Indeed, researchers in Herms' team have confirmed that Asian ash tree species (such as Manchurian ash) are naturally resistant to EAB because of their evolutionary history with the insect. In separate experiments, they also found that this resistance trait is shared by saplings propagated from parent trees.
Later on, team scientists working in Pierluigi Bonello's lab at Ohio State and Don Cipollini's lab at Wright State identified certain compounds (secondary metabolites and defense proteins) in the phloem tissue of resistant Asian trees that may be responsible for such resistance. Phloem is the living tissue just under the bark that carries water and nutrients throughout the tree. It is also the part of the tree in which EAB larvae live and feed -- ultimately choking the tree to death.
Using functional genomics, researchers have compared resistant Asian species with susceptible North American species at the genetic level -- identifying in the process several candidate genes that could be used to breed a hybrid tree that still looks like a native North American ash but carries resistance to EAB like the Asian types. They have also identified genes in EAB larvae that potentially allow them to detoxify, or get rid of, defenses or stressors generated by ash trees in response to EAB attacks.
"With this grant, we seek to further explore the functionality of these candidate genes for their specific roles (resistance and detoxification) in ash and EAB," says OARDC entomologist Omprakash Mittapalli, who is using cutting-edge molecular tools, such as 454 pyrosequencing and RNA-Seq, to advance EAB resistance studies. "We will obtain full-length sequences for our candidate resistant genes and develop a gene knock-out strategy that will allow us to decipher their specific functions."
Another success story in the project has been the development of genetic markers to screen small ash trees for resistance traits, which will help speed up the hybridization process. "With these tools, we don't have to wait until the trees are big enough to be attacked by EAB (which takes several years) to know if they are resistant or not," Herms pointed out. "Right away we can decide which trees to keep for our selection process and which ones to discard."
Moreover, through extensive surveys conducted in Michigan and Ohio, members of the team have discovered a small number of healthy native ash trees in heavily EAB-infested areas where more than 99 percent of all ashes have died. These so-called "lingering" ash trees will be studied as part of the new grant to find out what's responsible for their survival.

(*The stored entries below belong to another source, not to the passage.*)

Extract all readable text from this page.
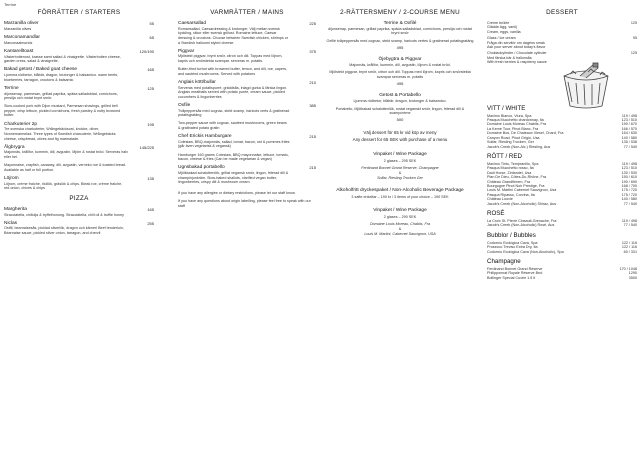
Terrine
FÖRRÄTTER / STARTERS
Marzanilla oliver
Marzanilla olives
55
Marconamandlar
Marconaalmonds
65
Kantarelltoast
Västerbottenost, krasse samt sallad & vinaigrette. Västerbotten cheese, garden cress, salad & vinaigrette.
120/190
Bakad getost / Baked goat cheese
Ljumma rödbetor, blåbär, dragon, krutonger & balsamico. warm beets, blueberries, tarragon, croutons & balsamic.
165
Terrine
dijonsenap, parmesan, grillad paprika, späda salladsblad, cornichons, persilja och rostat brynt smör.
125
Slow-cooked pork with Dijon mustard, Parmesan shavings, grilled bell pepper, crisp lettuce, pickled cornichons, fresh parsley & nutty browned butter.
Charkuterier 2p
Tre svenska charkuterier, Wrångebäcksost, krolcke, oliver, Nonnemarmelad. Three types of Swedish charcuterie, Wrångebäcks cheese, crispbread, olives and fig marmalade.
195
Ålgbrygra
Majonnäs, krållfor, kummin, dill, avgustin, Mjöm & rostat bröd. Serveras halv eller hel.
145/225
Mayonnaise, crayfish, caraway, dill, avgustin, verneko roe & toasted bread. Available as half or full portion.
Löjrom
Löjrom, crème fraîche, rödlök, gräslök & chips. Bleak roe, crème fraîche, red onion, chives & chips
135
PIZZA
Margherita
Stracciatella, chiliolja & tryffelhonung. Stracciatella, chili oil & truffle honey
165
Niclas
Ostfil, bearnaisesås, picklad silverlök, dragon och kärnerl Beef tenderloin, Béarnaise sauce, pickled silver onion, tarragon, and chervil
255
VARMRÄTTER / MAINS
Caesarsallad
Romansallad, Caesardressing & krutonger. Välj mellan svensk kyckling, räkor eller svensk grillost. Romaine lettuce, Caesar dressing & croutons. Choose between Swedish chicken, shrimps or a Swedish halloumi styled cheese.
225
Piggvar
Mjölstekt piggvar, brynt smör, citron och dill. Toppas med löjrom, kapris och smörstekta svampar. serveras m. potatis.
375
Butter-fried turbot with browned butter, lemon, and dill, roe, capers, and sautéed mushrooms. Served with potatoes
Anglais kött/bullar
Serveras med potatispurré, gräddsås, inlagd gurka & färska lingon. Anglais meatballs served with potato purée, cream sauce, pickled cucumbers & lingonberries
210
Oxfile
Tvåpeppersås med cognac, stekt svamp, haricots verts & gratinerad potatisgratäng
385
Two-pepper sauce with cognac, sautéed mushrooms, green beans & gratinated potato gratin
Chef Erickis Hamburgare
Coleslaw, BBQ-majonnäs, sallad, tomat, bacon, ost & pommes frites (går även vegetarisk & vegansk)
215
Hamburger 160 grams Coleslaw, BBQ mayonnaise, lettuce, tomato, bacon, cheese & fries (Can be made vegetarian & vegan)
Ugnsbakad portabello
Mjölkbakad schalottenlök, grillat vegansk smör, lingon, friterad dill & champinjonkräm. Slow-baked shallots, clarified vegan butter, lingonberries, crispy dill & mushroom cream
215
If you have any allergies or dietary restrictions, please let our staff know.
If you have any questions about origin labelling, please feel free to speak with our staff
2-RÄTTERSMENY / 2-COURSE MENU
Terrine & Oxfilé
dijonsenap, parmesan, grillad paprika, späda salladsblad, cornichons, persilja och rostat brynt smör
Oxfilé tvåpeppersås med cognac, stekt svamp, haricots vertes & gratinerad potatisgratäng
495
Öjebygtra & Piggvar
Majonnäs, krållfor, kummin, dill, avgustin, löjrom & rostat bröd.
Mjölstekt piggvar, brynt smör, citron och dill. Toppas med löjrom, kapris och smörstekta svampar serveras m. potatis
495
Getost & Portabello
Ljumma rödbetor, blåbär, dragon, krutonger & balsamico.
Portabello, Mjölbakad schalottenlök, rostat veganskt smör, lingon, friterad dill & svampcrème
500
Välj dessert för 65 kr vid köp av meny
Any dessert for 65 SEK with purchase of a menu
Vinpaket / Wine Package
2 glases – 295 SEK
Ferdinand Bonnet Grand Reserve, Champagne
&
Solfar, Riesling Trocken Ger
Alkoholfritt dryckespaket / Non-Alcoholic Beverage Package
3 safte enkeltar – 190 kr / 3 items of your choice – 190 SEK
Vinpaket / Wine Package
2 glases – 290 SEK
Domaine Louis Moreau, Chablis, Fra
&
Louis M. Martini, Cabernet Sauvignon, USA
DESSERT
Crème brûlée	125
Glädde Agg, vanilj
Cream, eggs, vanilla
Glass / Ice cream	95
Fråga din servitör om dagens smak
Ask your server about today's flavor
Chokladcylinder / Chocolate cylinder	125
Med färska bär & hallonsås
With fresh berries & raspberry sauce
VITT / WHITE
Maximo Bianco, Viura, Spa	119 / 498
Pasqua Mucchetto chardonnay, Ita	123 / 510
Domaine Louis Moreau Chablis, Fra	190 / 670
La Kerne Tour, Pinot Blanc, Fra	166 / 570
Domaine Bos, De Chateaux Viesel, Chard, Fra	154 / 630
Canyon Road, Pinot Grigio, Usa	140 / 580
Solfar, Riesling Trocken, Ger	135 / 538
Jacob's Creek (Non-Alc.) Riesling, Aus	77 / 540
RÖTT / RED
Maximo Tinto, Tempranillo, Spa	119 / 498
Pasqua Mucchetto rosso, Ita	123 / 510
Dadi Horse, Zinfandel, Usa	130 / 530
Plan De Dieu, Côtes-Du-Rhône, Fra	150 / 610
Château Grandflerem, Fra	190 / 690
Bourgogne Pinot Noir Prestige, Fra	168 / 700
Louis M. Martini Cabernet Sauvignon, Usa	175 / 720
Pasqua Ripasso, Corvina, Ita	175 / 720
Château Louvie	140 / 580
Jacob's Creek (Non-Alcoholic) Shiraz, Aus	77 / 540
ROSÉ
La Croix St. Pierre Cinsault-Grenache, Fra	119 / 498
Jacob's Creek (Non-Alcoholic) Rosé, Aus	77 / 540
Bubblor / Bubbles
Codorníu Ecológica Cava, Spa	122 / 116
Prosecco Treviso Extra Dry, Ita	122 / 116
Codorníu Ecológica Cava (Non-Alcoholic), Spa	60 / 331
Champagne
Ferdinand Bonnet Grand Réserve	170 / 1048
Philipponnat Royale Réserve Brut	1290
Bollinger Special Cuvée 1.5 lt	3500
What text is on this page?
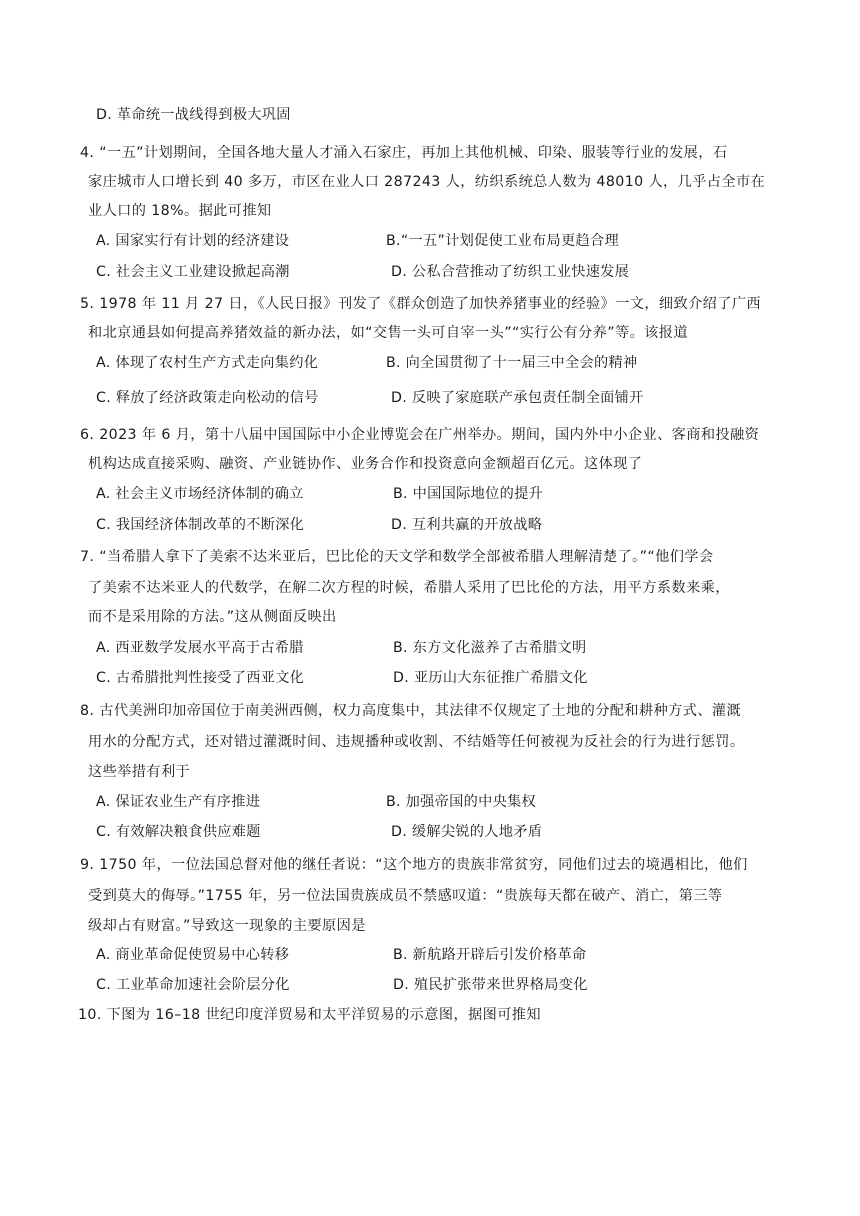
D. 革命统一战线得到极大巩固
4. “一五”计划期间，全国各地大量人才涌入石家庄，再加上其他机械、印染、服装等行业的发展，石
家庄城市人口增长到 40 多万，市区在业人口 287243 人，纺织系统总人数为 48010 人，几乎占全市在
业人口的 18%。据此可推知
A. 国家实行有计划的经济建设	B.“一五”计划促使工业布局更趋合理
C. 社会主义工业建设掀起高潮	D. 公私合营推动了纺织工业快速发展
5. 1978 年 11 月 27 日，《人民日报》刊发了《群众创造了加快养猪事业的经验》一文，细致介绍了广西
和北京通县如何提高养猪效益的新办法，如“交售一头可自宰一头”“实行公有分养”等。该报道
A. 体现了农村生产方式走向集约化	B. 向全国贯彻了十一届三中全会的精神
C. 释放了经济政策走向松动的信号	D. 反映了家庭联产承包责任制全面铺开
6. 2023 年 6 月，第十八届中国国际中小企业博览会在广州举办。期间，国内外中小企业、客商和投融资
机构达成直接采购、融资、产业链协作、业务合作和投资意向金额超百亿元。这体现了
A. 社会主义市场经济体制的确立	B. 中国国际地位的提升
C. 我国经济体制改革的不断深化	D. 互利共赢的开放战略
7. “当希腊人拿下了美索不达米亚后，巴比伦的天文学和数学全部被希腊人理解清楚了。”“他们学会
了美索不达米亚人的代数学，在解二次方程的时候，希腊人采用了巴比伦的方法，用平方系数来乘，
而不是采用除的方法。”这从侧面反映出
A. 西亚数学发展水平高于古希腊	B. 东方文化滋养了古希腊文明
C. 古希腊批判性接受了西亚文化	D. 亚历山大东征推广希腊文化
8. 古代美洲印加帝国位于南美洲西侧，权力高度集中，其法律不仅规定了土地的分配和耕种方式、灌溉
用水的分配方式，还对错过灌溉时间、违规播种或收割、不结婚等任何被视为反社会的行为进行惩罚。
这些举措有利于
A. 保证农业生产有序推进	B. 加强帝国的中央集权
C. 有效解决粮食供应难题	D. 缓解尖锐的人地矛盾
9. 1750 年，一位法国总督对他的继任者说：“这个地方的贵族非常贫穷，同他们过去的境遇相比，他们
受到莫大的侮辱。”1755 年，另一位法国贵族成员不禁感叹道：“贵族每天都在破产、消亡，第三等
级却占有财富。”导致这一现象的主要原因是
A. 商业革命促使贸易中心转移	B. 新航路开辟后引发价格革命
C. 工业革命加速社会阶层分化	D. 殖民扩张带来世界格局变化
10. 下图为 16–18 世纪印度洋贸易和太平洋贸易的示意图，据图可推知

"Our hope is that we will find signs of resistance to EAB in the progeny of lingering ash, providing a source of rare resistance genes in native trees," says Jennifer Koch, a research biologist with the U.S. Forest Service's Northern Research Station in Delaware, Ohio. Such potential discovery would add to the genetic material already identified in resistant Asian species for hybridization purposes, as well as become another piece of the puzzle in understanding mechanisms of resistance to EAB.
The team began an experimental planting this fall on OARDC's Wooster campus that includes hundreds of Asian and hybrid ash trees. These trees, Herms said, will be evaluated both for their resistance traits and their silvicultural features (adequate growth and aesthetics among them).
The project has also managed to produce its first experimental Asian-North American hybrids. In small containers right now, these trees will be planted next fall and subsequently evaluated for their resistance and silvicultural attributes as well.
"By the end of this three-year grant, we anticipate being at the phase where we have selected and bred resistant genotypes and we are in a position to evaluate them for silvicultural traits," Herms explains. "Then we will pick the best for further breeding -- those trees with the highest resistance to EAB and the most desirable growth features."
In other words, trees that would allow ash to continue to be a key component of North American urban plantings and forests for generations to come.